C’est que les hôteliers grecs ne connaissent pas, ne soupçonnent pas la pomme de terre frite, cette merveille ! Aussi mes compatriotes me gâtent… Bien que j’aie échappé jusqu’ici aux maladies endémiques, je me trouvai souffrante pendant quelques jours, et le médecin me mit au régime… Légumes verts, œufs frais, — trésors introuvables !… Une bonne grosse dame grecque, ma voisine, étant venue prendre de mes nouvelles, me dit que j’allais probablement mourir de faim. Mais l’amitié veillait sur moi.
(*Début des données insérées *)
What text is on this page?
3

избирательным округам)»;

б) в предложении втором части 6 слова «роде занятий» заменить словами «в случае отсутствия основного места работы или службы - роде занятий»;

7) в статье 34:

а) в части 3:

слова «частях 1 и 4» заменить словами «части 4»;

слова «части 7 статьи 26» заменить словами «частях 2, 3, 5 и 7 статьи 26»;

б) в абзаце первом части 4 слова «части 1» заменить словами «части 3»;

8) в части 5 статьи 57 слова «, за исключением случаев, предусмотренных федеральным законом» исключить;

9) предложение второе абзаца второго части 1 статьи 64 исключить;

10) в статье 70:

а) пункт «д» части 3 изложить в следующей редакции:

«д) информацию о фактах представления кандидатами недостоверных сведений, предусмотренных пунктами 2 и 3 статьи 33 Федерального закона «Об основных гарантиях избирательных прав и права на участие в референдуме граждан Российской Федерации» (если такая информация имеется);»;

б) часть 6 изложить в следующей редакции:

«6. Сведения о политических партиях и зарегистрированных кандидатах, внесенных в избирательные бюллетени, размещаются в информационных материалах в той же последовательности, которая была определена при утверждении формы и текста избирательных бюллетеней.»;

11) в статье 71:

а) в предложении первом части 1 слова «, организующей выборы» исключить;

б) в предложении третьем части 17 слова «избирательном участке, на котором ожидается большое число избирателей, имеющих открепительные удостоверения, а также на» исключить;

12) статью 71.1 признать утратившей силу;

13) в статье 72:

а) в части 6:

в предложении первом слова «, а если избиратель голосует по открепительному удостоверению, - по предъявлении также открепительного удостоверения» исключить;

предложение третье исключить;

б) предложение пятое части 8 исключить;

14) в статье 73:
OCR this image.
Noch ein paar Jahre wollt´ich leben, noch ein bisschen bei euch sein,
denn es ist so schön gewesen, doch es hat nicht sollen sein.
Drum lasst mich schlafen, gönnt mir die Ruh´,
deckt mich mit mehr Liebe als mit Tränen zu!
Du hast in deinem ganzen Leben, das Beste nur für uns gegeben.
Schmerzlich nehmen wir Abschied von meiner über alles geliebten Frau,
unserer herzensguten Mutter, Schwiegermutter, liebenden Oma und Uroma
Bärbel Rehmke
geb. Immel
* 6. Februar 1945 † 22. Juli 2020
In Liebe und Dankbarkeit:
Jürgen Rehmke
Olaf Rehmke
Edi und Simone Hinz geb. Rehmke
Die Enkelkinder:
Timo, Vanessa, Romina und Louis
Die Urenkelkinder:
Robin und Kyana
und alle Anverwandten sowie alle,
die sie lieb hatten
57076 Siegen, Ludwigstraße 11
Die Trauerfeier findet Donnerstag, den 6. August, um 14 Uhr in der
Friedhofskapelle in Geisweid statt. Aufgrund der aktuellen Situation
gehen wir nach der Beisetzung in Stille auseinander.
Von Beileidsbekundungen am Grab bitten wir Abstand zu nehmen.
Et la dame grecque vit arriver un matelot porteur d’un bouquet superbe enveloppé de papier blanc, un bouquet non pas de roses, mais de petits artichauts tendres à longues tiges ; peu après, un soldat de la légion étrangère me remit une boite à bonbons, remplie de pommes de terre nouvelles cultivées à Vatiluk… Enfin, un jeune rabbin, aumônier de l’armée, animé d’un esprit charitable, m’apporta quelques œufs frais, découverts chez un Israélite de la vieille ville, après un débat de style biblique, en judéo-espagnol… Et la dame grecque, rassurée sur mon avenir, soupira :

— Comme ils sont polis, les Français ! Comme ils sont polis !…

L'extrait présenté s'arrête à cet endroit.